Enfances de Alain Mabanckou, Ananda Devi, Florent Couao-Zotti, Eliane Kodjo, Raharimanana, Kangni Alem, Khadi Hane, Michel Cadence, Sami Tchak

Lorsque j’étais enfant j’adorais écouter mes parents raconter leurs souvenirs d’enfance au pays. L’Afrique m’était décrite comme un paradis pour les enfants qui grandissaient là-bas libres et vivant toutes sortes d’aventures naturelles et surnaturelles. Mes premiers séjours en Afrique avaient comme principal intérêt de me faire voir de mes propres yeux les lieux de ces récits qui m’avaient tant ravie des années plus tôt.

La lecture d’Enfances, cet ouvrage dans lequel « neufs écrivains racontent ou réinventent un souvenir d’enfance » ravira aussi bien les jeunes lecteurs que leurs parents. L’évocation de l’enfance, cette période si particulière dans la vie des hommes fait souvent remonter nos émotions à la surface. Tous les enfants du monde se ressemblent : ils sont de grands aventuriers avides de découvertes et en même temps de grands rêveurs.

Ces neufs récits sont fortement imprégnés de l’imaginaire africain, ils nous font découvrir les contes et les légendes qui émerveillent, ils nous font observer les coutumes et les interdits que les enfants transgressent parfois. Toutes les enfances sont empruntes de magie mais c’est encore plus vrai en Afrique où la nature est omniprésente et où les mythes et la réalité s’imbrinquent étroitement.

Chaque lecteur, petit ou grand, trouvera dans ce recueil une histoire dont il se sentira plus ou moins proche, il y en a pour tous les goûts. Pour ma part, ma préférence va forcément au récit de Florent Couao-Zotti l’enfant aux pieds rouges qui m’a transportée dans mon pays natal le Bénin. Je me suis revue accompagnant ma mère visiter une tante qui habitait Tori Bossito: sur la route nous nous étions régalées d’agouti braisé avec du piment écrasé : un pur délice et surtout nous étions recouvertes des pieds à la tête par la fameuse terre rouge.

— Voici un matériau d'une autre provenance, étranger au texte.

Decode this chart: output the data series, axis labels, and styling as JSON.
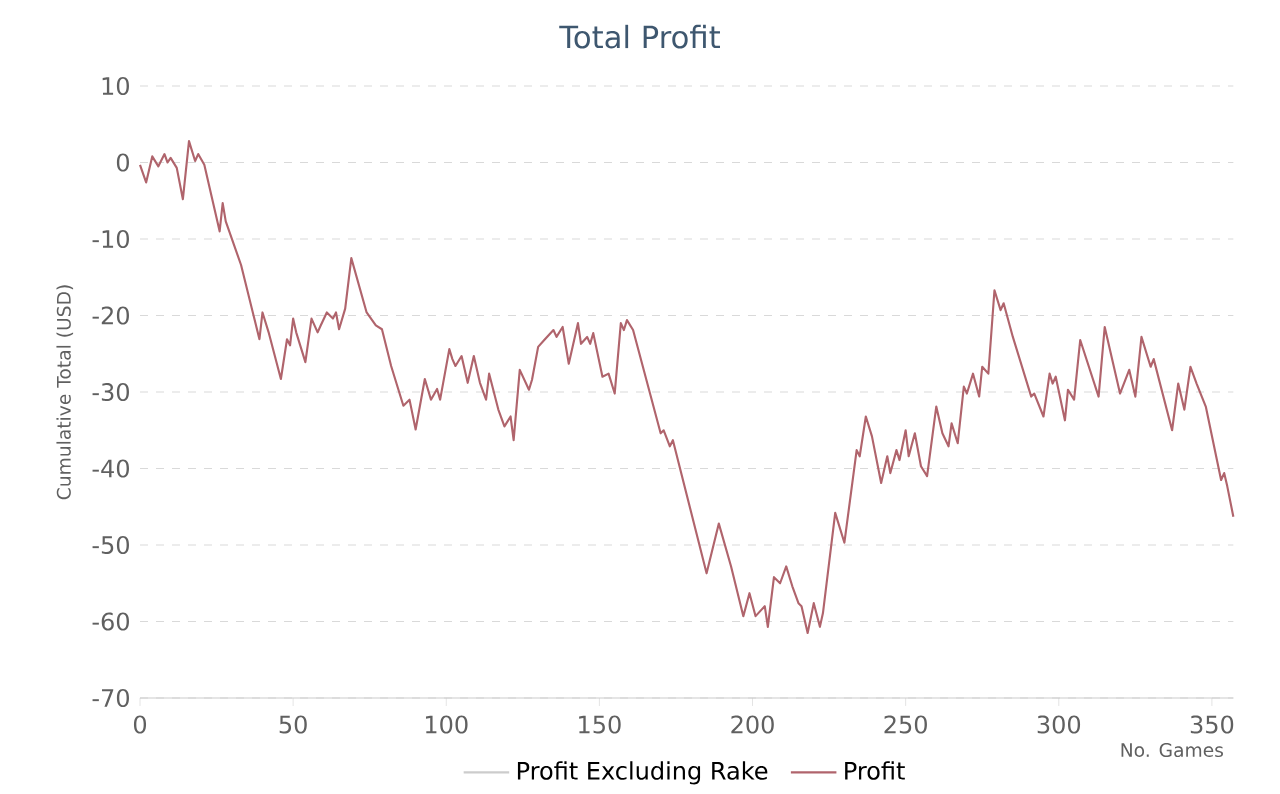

Ces nouvelles nous font découvrir neufs écrivains et non des moindres ; leurs récits divers « nous montrent à quel point l’enfance nous poursuit jusqu’à la fin de nos jours ». A mon avis ces écrivains ont de si belles plumes justement parce qu’ils n’ont pas oublié les enfants qu’ils ont été !

Couv. Enfances

Editions Ndzé, 2006

1 pensée sur “Enfances”

  1. J’ai apprécié dans ce livre, le passage de baton dans la nouvelle de Khadi Hane, une plume que j’aime bien. Le rôle de la transmission de grands – parents à enfants est très important dans son histoire. Comme pour dire le besoin qu’on les enfants de garder en mémoire certaines valeurs importantes pour avancer…se construire.